Children are experimenting with drugs at earlier ages. Drug rehabilitation 
in itself has become a multibillion-dollar industry dependent upon drug 
abuse. Poorer neighborhoods sag even more deeply from the weight of drug 
addictions. The legal drug of alcohol is the No. 1 drug of choice and 
abuse. Legal drugs and herbs for mind/mood alteration are advertised 
publicly. Political pundits build their egos upon get-tough rhetoric. And a 
former cocaine user/alcohol abuser and a child of the '60s drug culture are 
running as the respective Republican and Democratic presidential candidates.
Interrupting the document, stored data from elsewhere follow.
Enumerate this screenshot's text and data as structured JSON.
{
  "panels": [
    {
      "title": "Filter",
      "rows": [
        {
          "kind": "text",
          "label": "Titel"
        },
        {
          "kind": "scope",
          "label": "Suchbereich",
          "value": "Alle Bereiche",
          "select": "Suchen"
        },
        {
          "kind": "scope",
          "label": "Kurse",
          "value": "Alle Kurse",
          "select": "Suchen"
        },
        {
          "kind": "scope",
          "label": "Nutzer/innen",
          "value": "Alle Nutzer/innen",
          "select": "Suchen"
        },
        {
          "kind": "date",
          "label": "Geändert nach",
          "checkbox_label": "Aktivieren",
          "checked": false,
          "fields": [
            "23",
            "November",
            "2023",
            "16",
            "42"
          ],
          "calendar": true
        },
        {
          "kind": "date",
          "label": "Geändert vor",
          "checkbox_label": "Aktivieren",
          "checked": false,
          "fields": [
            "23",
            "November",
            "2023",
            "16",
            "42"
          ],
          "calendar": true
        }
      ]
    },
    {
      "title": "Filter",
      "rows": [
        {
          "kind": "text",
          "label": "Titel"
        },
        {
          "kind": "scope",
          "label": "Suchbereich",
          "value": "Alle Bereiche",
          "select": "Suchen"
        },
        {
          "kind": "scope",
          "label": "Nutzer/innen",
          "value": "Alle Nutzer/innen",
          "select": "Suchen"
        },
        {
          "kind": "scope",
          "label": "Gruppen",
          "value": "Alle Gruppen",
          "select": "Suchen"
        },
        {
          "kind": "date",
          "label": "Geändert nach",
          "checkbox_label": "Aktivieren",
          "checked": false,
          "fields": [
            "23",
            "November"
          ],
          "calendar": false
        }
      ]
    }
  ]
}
What all this tells us is that no number of laws, no number of 
rehabilitation programs, no number of economic-development programs, no 
number of educational programs, no number of military interventions in 
foreign countries, no number of powerful politicians are by themselves 
going to simply wipe away this problem.

Many of the drug laws themselves may be contributing to America's social 
problems: Prisons are not healthy environments to nurture human beings. 
Keeping drugs illegal makes them a highly valued commodity worth the risks 
for quick wealth.

The real problem with America's obsession with getting high lies in the 
fact that we are asking the wrong questions about drug use and abuse. We 
have criminalized a pathological response to what may very well be an 
inherent human need: Altering our states of consciousness as human beings 
may be a natural and probably necessary experience for healthy human 
development and even for human evolution.
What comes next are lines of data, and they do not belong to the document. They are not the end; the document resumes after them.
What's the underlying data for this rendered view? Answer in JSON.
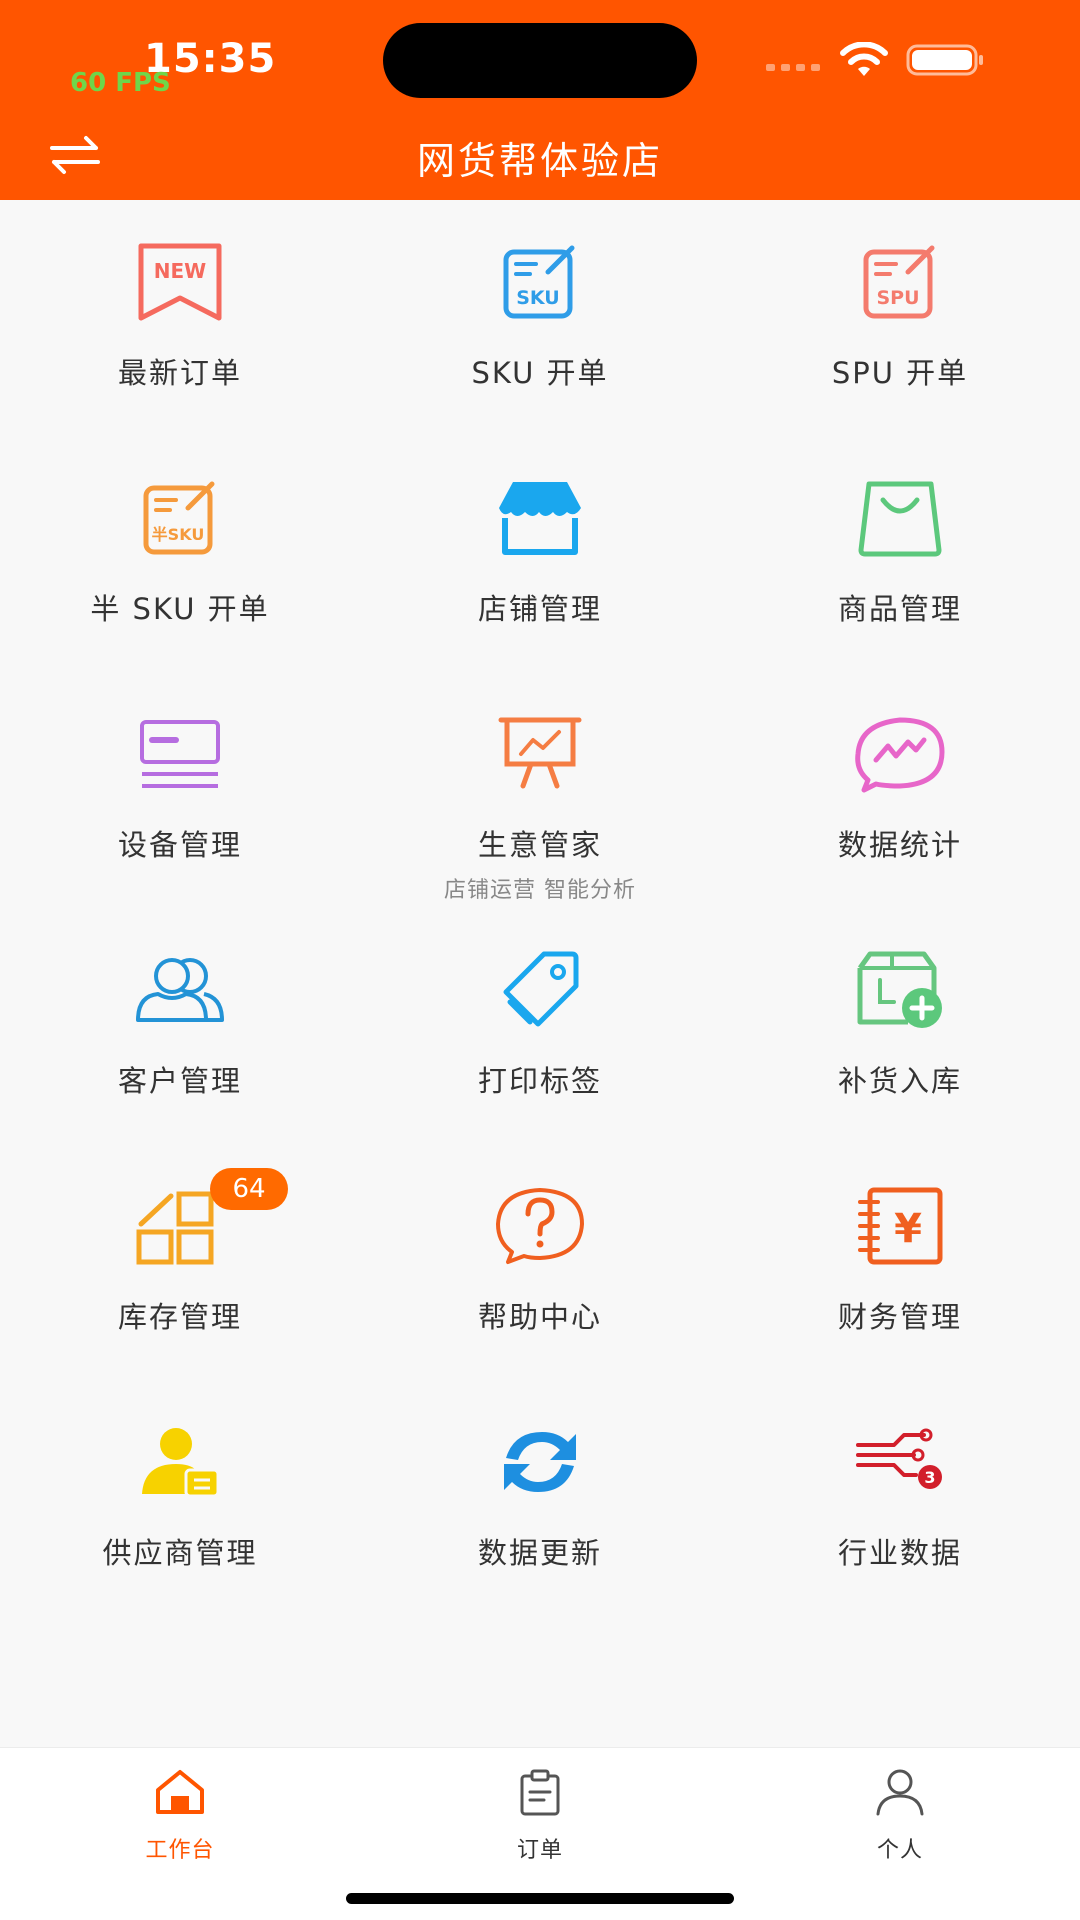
{
  "status": {
    "time": "15:35",
    "fps": "60 FPS"
  },
  "header": {
    "title": "网货帮体验店"
  },
  "grid": [
    {
      "label": "最新订单",
      "icon": "new-order-icon",
      "icon_text": "NEW"
    },
    {
      "label": "SKU 开单",
      "icon": "sku-order-icon",
      "icon_text": "SKU"
    },
    {
      "label": "SPU 开单",
      "icon": "spu-order-icon",
      "icon_text": "SPU"
    },
    {
      "label": "半 SKU 开单",
      "icon": "half-sku-order-icon",
      "icon_text": "半SKU"
    },
    {
      "label": "店铺管理",
      "icon": "store-icon"
    },
    {
      "label": "商品管理",
      "icon": "shopping-bag-icon"
    },
    {
      "label": "设备管理",
      "icon": "device-icon"
    },
    {
      "label": "生意管家",
      "icon": "business-chart-icon",
      "subtitle": "店铺运营 智能分析"
    },
    {
      "label": "数据统计",
      "icon": "statistics-icon"
    },
    {
      "label": "客户管理",
      "icon": "customers-icon"
    },
    {
      "label": "打印标签",
      "icon": "tag-icon"
    },
    {
      "label": "补货入库",
      "icon": "restock-icon"
    },
    {
      "label": "库存管理",
      "icon": "inventory-icon",
      "badge": "64"
    },
    {
      "label": "帮助中心",
      "icon": "help-icon"
    },
    {
      "label": "财务管理",
      "icon": "finance-icon",
      "icon_text": "¥"
    },
    {
      "label": "供应商管理",
      "icon": "supplier-icon"
    },
    {
      "label": "数据更新",
      "icon": "refresh-icon"
    },
    {
      "label": "行业数据",
      "icon": "industry-data-icon",
      "icon_text": "3"
    }
  ],
  "tabbar": [
    {
      "label": "工作台",
      "active": true
    },
    {
      "label": "订单",
      "active": false
    },
    {
      "label": "个人",
      "active": false
    }
  ],
  "colors": {
    "brand": "#ff5500",
    "badge": "#ff6a00",
    "fps": "#6fd64a"
  }
}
What makes it pathological is that this inherent impulse is being done with 
no sense of cultural purpose and with chemicals/substances that are 
ultimately addictive and harmful.

In other words, the crux of our problem lies not in the people who are 
"breaking the law" so much as it lies in the nature of our culture as a 
whole. The problem is not that getting high is bad in itself; rather, the 
reasons why and how we get high are what are killing us.

Our culture provides no guidance for the reasons to get high. It merely 
provides legal status for certain substances by which to get high and 
punishes those who go outside of the law - even for growing a plant.

Instead of debating how to punish or reform those who use illegal drugs, we 
need to ask ourselves: Why do people get high in the first place? Why are 
certain drugs being used? What can be done to nurture healthy acts of 
getting high and for what culturally serving purpose?

This shifts the problem from being a legal and thereby political issue to 
being an issue of human development and cultural responsibility.

Goodlatte's final words in his Roanoke Times letter were, "It's time to 
implement sound leadership and initiatives to battle the drug war." Those 
words were probably intended to support the ongoing drug war.

But read another way, I would have to agree with him. The drug war is part 
of the problem and needs to be eliminated. New initiatives looking at the 
human dimension of this whole cultural issue need to be the intent of sound 
leadership. Otherwise, the drug war will go on forever, and as with all 
wars, we will pay a heavy social price.

Kirk A. Ballin of Roanoke is pastor of the First Unitarian Church in Lynchburg.